Mr. da Silva, a former union leader, served as Brazil’s president from 2003 to 2010 during a period of relative economic prosperity. He was later jailed for an extensive corruption investigation in Brazil, but the conviction was dismissed, allowing him to run for office again.

Mr. da Silva has promised to raise taxes on the wealthy, enact some generous social programs and restore environmental regulations that were loosened under President Bolsonaro.

Mr Bolsonaro has portrayed himself as a defender of traditional family values ​​and individual freedoms, as well as an enemy of political correctness and other progressive policies. Manuel Pinto Adinho, a metal worker who lives in Rio de Janeiro, told NPR that he intends to vote for Mr Bolsonaro even with the economic downturn.

“The pandemic has ruined everything. Inflation is really high,” Mr Pinto Ardinho said. “It’s not his fault.”

Holding elections for 150 million people in a country the size of a continent in one day is no simple task, says Oliver Stuenkel, a professor at the Fundacao Getulio Vargas School of International Relations in Sao Paulo, Brazil.

“This is a huge logistical challenge and doing it so seamlessly should be a source of national pride,” Stuenker tweeted.
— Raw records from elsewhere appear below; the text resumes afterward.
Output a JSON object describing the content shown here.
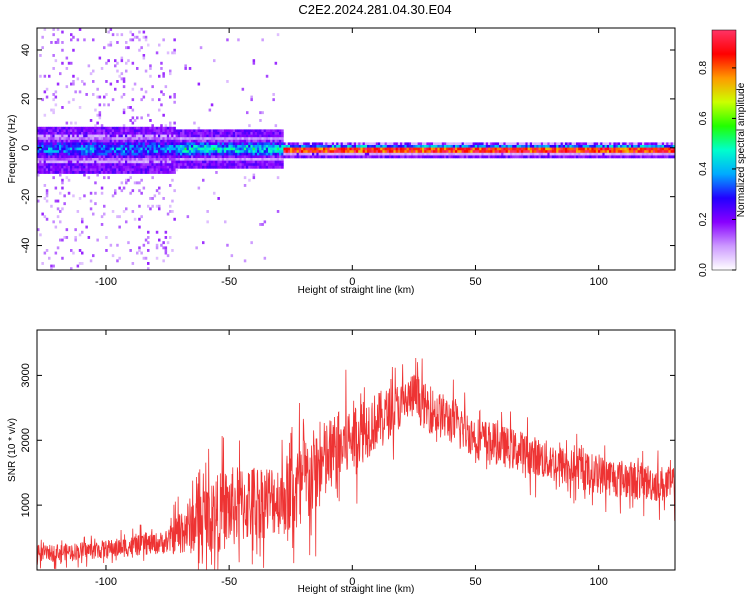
{
  "title": "C2E2.2024.281.04.30.E04",
  "colors": {
    "snr_line": "#ee3333",
    "colormap": [
      "#ffffff",
      "#cc99ff",
      "#8800ff",
      "#2200ff",
      "#00aaff",
      "#00ffcc",
      "#22ff00",
      "#ccff00",
      "#ff9900",
      "#ff0000",
      "#ff3366"
    ]
  },
  "chart_data": [
    {
      "type": "heatmap",
      "xlabel": "Height of straight line (km)",
      "ylabel": "Frequency (Hz)",
      "xlim": [
        -128,
        131
      ],
      "ylim": [
        -50,
        49
      ],
      "xticks": [
        -100,
        -50,
        0,
        50,
        100
      ],
      "xtick_labels": [
        "-100",
        "-50",
        "0",
        "50",
        "100"
      ],
      "yticks": [
        -40,
        -20,
        0,
        20,
        40
      ],
      "ytick_labels": [
        "-40",
        "-20",
        "0",
        "20",
        "40"
      ],
      "colorbar": {
        "label": "Normalized spectral amplitude",
        "range": [
          0,
          0.95
        ],
        "ticks": [
          0.0,
          0.2,
          0.4,
          0.6,
          0.8
        ],
        "tick_labels": [
          "0.0",
          "0.2",
          "0.4",
          "0.6",
          "0.8"
        ]
      },
      "band": {
        "center_freq_hz": 0,
        "segments": [
          {
            "x_range": [
              -128,
              -72
            ],
            "half_width_hz": 6,
            "peak_amplitude": 0.45,
            "scatter": "dense noise across all frequencies"
          },
          {
            "x_range": [
              -72,
              -28
            ],
            "half_width_hz": 5,
            "peak_amplitude": 0.55,
            "scatter": "sparse"
          },
          {
            "x_range": [
              -28,
              131
            ],
            "half_width_hz": 2,
            "peak_amplitude": 0.9,
            "scatter": "none"
          }
        ]
      },
      "grid": false
    },
    {
      "type": "line",
      "xlabel": "Height of straight line (km)",
      "ylabel": "SNR (10 * v/v)",
      "xlim": [
        -128,
        131
      ],
      "ylim": [
        0,
        3700
      ],
      "xticks": [
        -100,
        -50,
        0,
        50,
        100
      ],
      "xtick_labels": [
        "-100",
        "-50",
        "0",
        "50",
        "100"
      ],
      "yticks": [
        1000,
        2000,
        3000
      ],
      "ytick_labels": [
        "1000",
        "2000",
        "3000"
      ],
      "series": [
        {
          "envelope_x": [
            -128,
            -100,
            -75,
            -70,
            -60,
            -50,
            -40,
            -30,
            -22,
            -16,
            -10,
            0,
            10,
            20,
            25,
            30,
            40,
            50,
            70,
            90,
            110,
            131
          ],
          "envelope_mean": [
            250,
            320,
            430,
            600,
            800,
            950,
            1050,
            1100,
            1250,
            1450,
            1700,
            2050,
            2300,
            2550,
            2700,
            2500,
            2300,
            2050,
            1800,
            1550,
            1400,
            1300
          ],
          "envelope_spread": [
            150,
            180,
            220,
            450,
            700,
            800,
            750,
            700,
            950,
            900,
            800,
            700,
            550,
            450,
            450,
            450,
            450,
            400,
            400,
            380,
            380,
            350
          ]
        }
      ],
      "grid": false
    }
  ]
}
However, he rejected Mr Bolsonaro’s recent comments questioning the fairness of the election, saying it could lead millions of citizens to question the outcome and deny the legitimacy of the next government.

“The quality of a country’s democracy is not only determined by its government. It is also determined by its opponents,” Mr Stuenkel said. “The democratic opposition offers constructive criticism and holds the government accountable. It shouldn’t. However, question the government’s legitimacy.”